Di awal pemerintahannya, Obama berjanji untuk mulai memperbaharui pola kepemimpinan Amerika dan ia menyebutkan sangat mengritik gaya kebijakan luar negeri pada masa Bush.  Selama pemerintahannnya, Obama cenderung bersifat membuka diri, terlihat dari pernyataan-pernyataan yang diungkapkan dan kemauan untuk mendengarkan aspirasi dari negara lain. Kerjasama akan membawa kepada keberhasilan kebijakan luar negeri Amerika Serikat itu sendiri. Ia berharap kepada seluruh mitranya untuk dapat bersama mencari solusi yang tepat atas semua permasalahan yang ada dan siapa yang harus menanggung beban mengimplementasikannya. Amerika Serikat dapat bertransformasi sebagai sumber solusi dan mediator yang baik terhadap seluruh kepentingan-kepentingan yang melatarbelakangi berbagai macam konflik di dunia.
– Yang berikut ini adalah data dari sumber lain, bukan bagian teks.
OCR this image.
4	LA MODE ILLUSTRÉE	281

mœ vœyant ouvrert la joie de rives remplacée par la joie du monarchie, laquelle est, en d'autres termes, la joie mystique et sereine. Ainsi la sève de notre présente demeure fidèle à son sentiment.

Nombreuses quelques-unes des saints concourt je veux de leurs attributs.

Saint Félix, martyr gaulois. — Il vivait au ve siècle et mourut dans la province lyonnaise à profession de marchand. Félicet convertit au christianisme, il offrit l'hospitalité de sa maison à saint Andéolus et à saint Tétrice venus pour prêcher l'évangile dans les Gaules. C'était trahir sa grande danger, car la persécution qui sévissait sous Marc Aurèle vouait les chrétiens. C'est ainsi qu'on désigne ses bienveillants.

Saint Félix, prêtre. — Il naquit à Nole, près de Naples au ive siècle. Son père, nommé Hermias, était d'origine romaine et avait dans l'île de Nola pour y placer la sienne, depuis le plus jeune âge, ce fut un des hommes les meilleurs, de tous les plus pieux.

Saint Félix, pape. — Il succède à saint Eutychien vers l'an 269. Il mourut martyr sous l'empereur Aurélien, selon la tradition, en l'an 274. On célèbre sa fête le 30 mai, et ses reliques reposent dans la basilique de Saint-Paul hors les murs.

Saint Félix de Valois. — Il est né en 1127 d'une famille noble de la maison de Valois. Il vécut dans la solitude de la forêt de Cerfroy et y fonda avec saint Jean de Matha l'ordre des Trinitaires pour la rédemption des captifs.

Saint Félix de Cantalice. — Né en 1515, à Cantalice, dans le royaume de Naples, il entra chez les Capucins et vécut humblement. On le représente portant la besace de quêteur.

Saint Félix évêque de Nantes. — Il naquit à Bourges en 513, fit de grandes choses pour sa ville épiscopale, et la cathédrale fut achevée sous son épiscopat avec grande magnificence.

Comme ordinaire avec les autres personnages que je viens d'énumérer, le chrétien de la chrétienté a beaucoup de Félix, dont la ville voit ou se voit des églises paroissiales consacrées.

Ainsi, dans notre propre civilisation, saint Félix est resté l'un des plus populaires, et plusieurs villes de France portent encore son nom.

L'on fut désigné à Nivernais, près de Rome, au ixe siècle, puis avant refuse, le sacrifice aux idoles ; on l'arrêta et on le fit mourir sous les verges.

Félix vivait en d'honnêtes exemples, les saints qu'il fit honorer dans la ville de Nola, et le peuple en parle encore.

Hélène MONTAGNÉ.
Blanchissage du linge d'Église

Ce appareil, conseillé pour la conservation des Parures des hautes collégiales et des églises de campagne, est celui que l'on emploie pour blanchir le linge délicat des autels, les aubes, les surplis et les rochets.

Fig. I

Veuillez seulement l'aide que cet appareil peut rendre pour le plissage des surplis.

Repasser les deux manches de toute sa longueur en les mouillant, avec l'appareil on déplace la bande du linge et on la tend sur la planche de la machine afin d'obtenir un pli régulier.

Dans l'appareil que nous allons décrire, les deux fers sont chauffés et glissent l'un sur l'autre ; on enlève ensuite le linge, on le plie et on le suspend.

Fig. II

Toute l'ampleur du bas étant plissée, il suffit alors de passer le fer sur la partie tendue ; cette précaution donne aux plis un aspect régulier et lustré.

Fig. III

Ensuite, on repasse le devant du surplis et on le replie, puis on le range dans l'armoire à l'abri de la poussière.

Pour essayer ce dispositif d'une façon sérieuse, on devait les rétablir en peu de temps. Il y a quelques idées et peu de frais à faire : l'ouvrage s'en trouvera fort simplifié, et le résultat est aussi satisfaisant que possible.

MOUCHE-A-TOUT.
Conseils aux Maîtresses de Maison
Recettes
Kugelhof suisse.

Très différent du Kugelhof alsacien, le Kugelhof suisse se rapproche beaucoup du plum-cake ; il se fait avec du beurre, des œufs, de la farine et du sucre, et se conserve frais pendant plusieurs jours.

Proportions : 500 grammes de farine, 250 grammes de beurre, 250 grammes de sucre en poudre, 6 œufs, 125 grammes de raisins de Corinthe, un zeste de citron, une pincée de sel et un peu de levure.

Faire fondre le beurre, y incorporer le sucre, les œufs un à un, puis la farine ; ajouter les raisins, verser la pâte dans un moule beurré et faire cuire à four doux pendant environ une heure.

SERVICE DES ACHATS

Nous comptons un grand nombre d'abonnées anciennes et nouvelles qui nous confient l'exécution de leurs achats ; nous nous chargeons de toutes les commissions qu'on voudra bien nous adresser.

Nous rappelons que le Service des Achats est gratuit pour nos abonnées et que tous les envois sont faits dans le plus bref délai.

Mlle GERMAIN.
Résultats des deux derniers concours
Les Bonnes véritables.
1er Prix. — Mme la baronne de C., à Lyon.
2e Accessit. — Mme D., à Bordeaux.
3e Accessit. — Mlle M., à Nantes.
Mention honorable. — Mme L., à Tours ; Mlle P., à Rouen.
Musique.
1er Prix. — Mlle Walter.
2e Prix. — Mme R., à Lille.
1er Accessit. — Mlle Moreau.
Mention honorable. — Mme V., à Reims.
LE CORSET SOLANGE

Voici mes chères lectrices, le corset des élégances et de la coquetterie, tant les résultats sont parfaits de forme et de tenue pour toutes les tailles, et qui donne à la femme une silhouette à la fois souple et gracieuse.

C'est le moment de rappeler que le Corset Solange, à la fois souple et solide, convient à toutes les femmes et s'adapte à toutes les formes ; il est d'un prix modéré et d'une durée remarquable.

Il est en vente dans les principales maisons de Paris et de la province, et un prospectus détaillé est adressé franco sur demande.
Bagaimana untuk sukses dalam tataran dunia sementara negara-negara lain semakin mengabaikan dan bertolak belakang dengan kepemimpinan Amerika. Dapat lebih terbuka dan mampu merangkul menjadi tantangan utama bagi Amerika Serikat di tahun-tahun mendatang. Obama menyatakan bahwa dari dahulu hingga sekarang kebijakan luar negeri yang ingin dicapai oleh Amerika tidak terlepas dari kerjasama dengan entitas lain. Mengubah strategi, merevisi
prioritas, dan pembenahan misi yang secara politis dikategorikan menyakitkan serta dapat berpotensi bahaya.